Pertemuan itu dengan pembahasan mengenai kekurangan guru dan mencari jalan keluarnya. Sebab jika hal tersebut dibiarkan berlalu, berarti ratusan jam mata pelajaran yang tidak terlaksana dengan optimal. Akibatnya, kualitas pendidikan anak-anak di daerah seperti kami terus tertinggal.
Menurut data dari Kementerian Pendidikan, Kebudayaan, Riset, dan Teknologi (Kemendikbudristek), lebih dari 56.000 sekolah di Indonesia masih mengalami kekurangan guru, terutama di daerah 3T (Terdepan, Terluar, dan Tertinggal).

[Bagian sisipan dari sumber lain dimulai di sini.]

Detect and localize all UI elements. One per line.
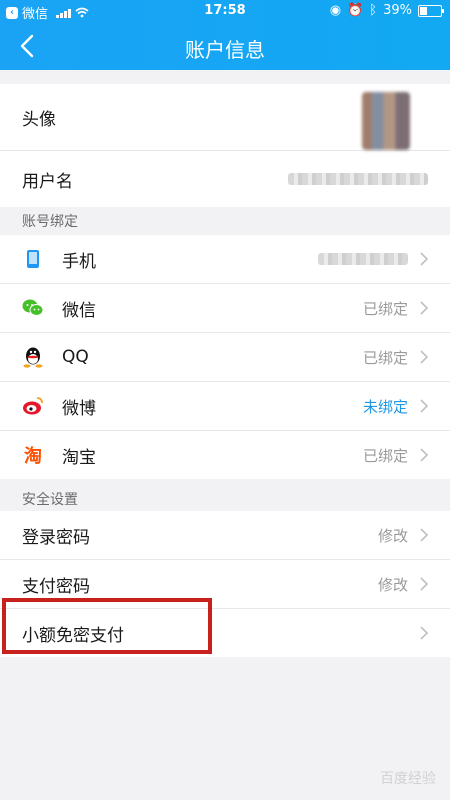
header-bar: ‹ 微信 17:58 ◉ ⏰ ᛒ 39% 账户信息 xyxy=(0,0,450,70)
chevron-right-icon xyxy=(420,577,429,591)
qq-icon xyxy=(22,346,44,368)
chevron-right-icon xyxy=(420,301,429,315)
status-right: ◉ ⏰ ᛒ 39% xyxy=(329,3,444,18)
username-label: 用户名 xyxy=(22,171,73,192)
binding-status: 已绑定 xyxy=(362,348,408,367)
highlight-box xyxy=(2,598,212,654)
phone-number-blurred xyxy=(318,253,408,265)
chevron-right-icon xyxy=(420,626,429,640)
chevron-right-icon xyxy=(420,399,429,413)
avatar[interactable] xyxy=(362,92,410,150)
bluetooth-icon: ᛒ xyxy=(369,3,378,18)
security-label: 支付密码 xyxy=(22,576,90,597)
binding-status: 已绑定 xyxy=(362,299,408,318)
chevron-right-icon xyxy=(420,350,429,364)
wechat-icon xyxy=(22,297,44,319)
binding-label: 微信 xyxy=(62,300,96,321)
security-row-login-password[interactable]: 登录密码 修改 xyxy=(0,511,450,560)
binding-label: 手机 xyxy=(62,251,96,272)
phone-icon xyxy=(22,248,44,270)
binding-label: QQ xyxy=(62,347,89,367)
binding-status: 已绑定 xyxy=(362,446,408,465)
chevron-right-icon xyxy=(420,252,429,266)
binding-row-phone[interactable]: 手机 xyxy=(0,235,450,284)
modify-link[interactable]: 修改 xyxy=(378,525,408,546)
username-row[interactable]: 用户名 xyxy=(0,151,450,207)
username-value-blurred xyxy=(288,173,428,185)
binding-row-taobao[interactable]: 淘 淘宝 已绑定 xyxy=(0,431,450,479)
taobao-icon: 淘 xyxy=(24,446,42,467)
security-label: 登录密码 xyxy=(22,527,90,548)
modify-link[interactable]: 修改 xyxy=(378,574,408,595)
weibo-icon xyxy=(22,395,44,417)
binding-status: 未绑定 xyxy=(362,397,408,416)
binding-section: 手机 微信 已绑定 QQ 已绑定 微博 未绑定 淘 淘宝 已绑定 xyxy=(0,235,450,479)
binding-row-qq[interactable]: QQ 已绑定 xyxy=(0,333,450,382)
avatar-label: 头像 xyxy=(22,109,56,130)
binding-section-title: 账号绑定 xyxy=(22,214,78,230)
alarm-icon: ⏰ xyxy=(347,3,364,18)
binding-row-weibo[interactable]: 微博 未绑定 xyxy=(0,382,450,431)
page-title: 账户信息 xyxy=(185,38,265,62)
battery-icon xyxy=(418,4,444,17)
avatar-row[interactable]: 头像 xyxy=(0,84,450,151)
security-section-title: 安全设置 xyxy=(22,492,78,508)
binding-label: 淘宝 xyxy=(62,447,96,468)
watermark: 百度经验 xyxy=(380,771,436,787)
binding-row-wechat[interactable]: 微信 已绑定 xyxy=(0,284,450,333)
profile-section: 头像 用户名 xyxy=(0,84,450,207)
binding-label: 微博 xyxy=(62,398,96,419)
status-bar: ‹ 微信 17:58 ◉ ⏰ ᛒ 39% xyxy=(0,0,450,22)
chevron-right-icon xyxy=(420,528,429,542)
chevron-right-icon xyxy=(420,448,429,462)
orientation-lock-icon: ◉ xyxy=(329,3,342,18)
battery-percent: 39% xyxy=(383,3,412,18)
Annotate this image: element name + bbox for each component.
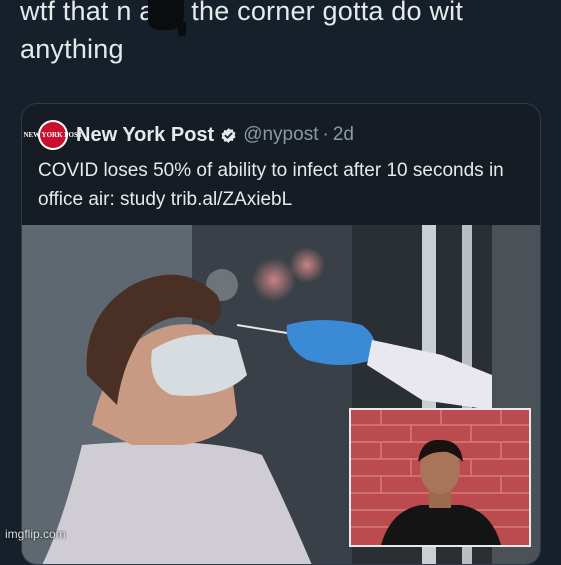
nypost-logo[interactable]: NEW YORK POST <box>23 120 83 150</box>
imgflip-watermark: imgflip.com <box>5 527 66 541</box>
inset-photo-person <box>351 410 529 545</box>
tweet-header: NEW YORK POST New York Post @nypost · 2d <box>23 118 354 152</box>
meta-separator: · <box>322 124 329 145</box>
verified-badge-icon <box>221 127 236 143</box>
logo-text: NEW YORK POST <box>23 131 83 139</box>
tweet-age[interactable]: 2d <box>333 124 354 146</box>
account-name[interactable]: New York Post <box>76 124 214 147</box>
redaction-mark-tail <box>178 22 186 36</box>
account-handle[interactable]: @nypost <box>243 124 318 146</box>
tweet-text: COVID loses 50% of ability to infect aft… <box>38 160 504 210</box>
meme-caption: wtf that n a in the corner gotta do wit … <box>20 0 464 64</box>
inset-photo[interactable] <box>349 408 531 547</box>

Maluku Utara, sebagai salah satu provinsi kepulauan, masuk dalam kategori ini. Kecamatan Moti, yang terletak sekitar satu jam perjalanan laut dari pusat Kota Ternate, adalah contoh nyata dari tantangan geografis dan ketimpangan distribusi guru.
Kritik dan masukan dari masyarakat serta pemerhati pendidikan kami sambut dengan terbuka. Sebab kritik adalah wujud kepedulian, bukan ancaman. Namun, penting dipahami bahwa problem utama pendidikan di sekolah-sekolah pinggiran bukan semata-mata soal lemahnya manajemen di tingkat sekolah, melainkan akibat dari sistem tata kelola pendidikan yang belum berpihak pada daerah terpencil.

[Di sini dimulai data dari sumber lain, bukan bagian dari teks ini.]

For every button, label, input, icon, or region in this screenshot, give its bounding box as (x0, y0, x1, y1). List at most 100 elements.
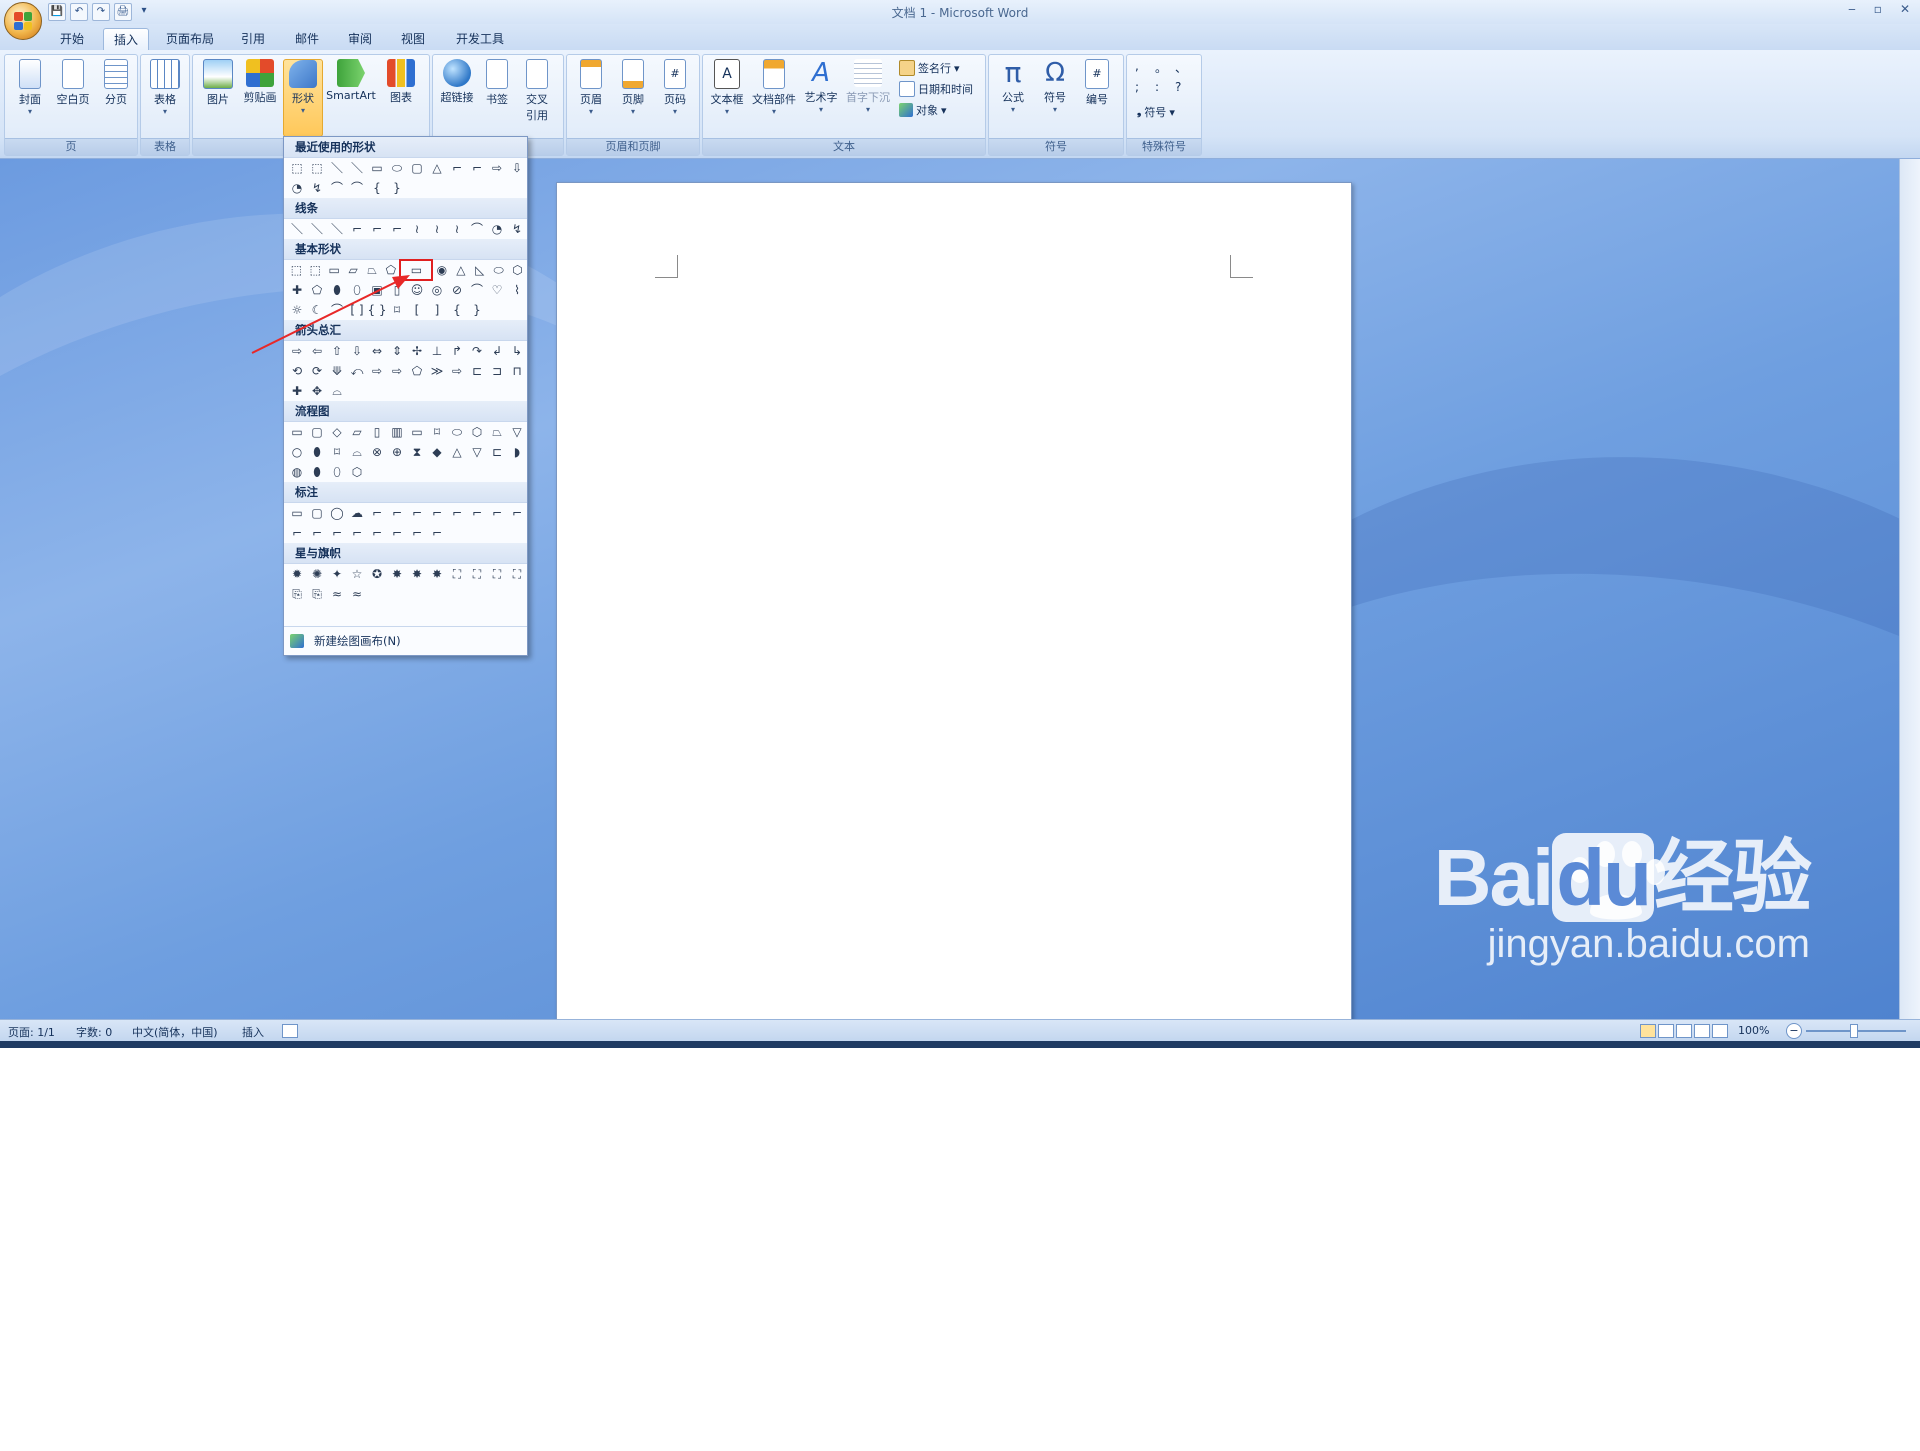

Isu-isu yang menyebutkan bahwa kehadiran Plt Kepala Sekolah menimbulkan gejolak di lingkungan sekolah adalah informasi yang tidak berdasar. Sejak hari pertama kepala sekolah yg menjalankan tugas, kami warga sekolah dan dewan guru. Bahkan menyambut baik dan hangat.
Kegiatan belajar mengajar di semester genap bahkan berjalan lancar, normal, dan penuh semangat. Menurut kami terkait dengan penunjukan plt. Kepala sekolah yg dilakukan oleh Dikbud Malut adalah resmi sesuai prosedur.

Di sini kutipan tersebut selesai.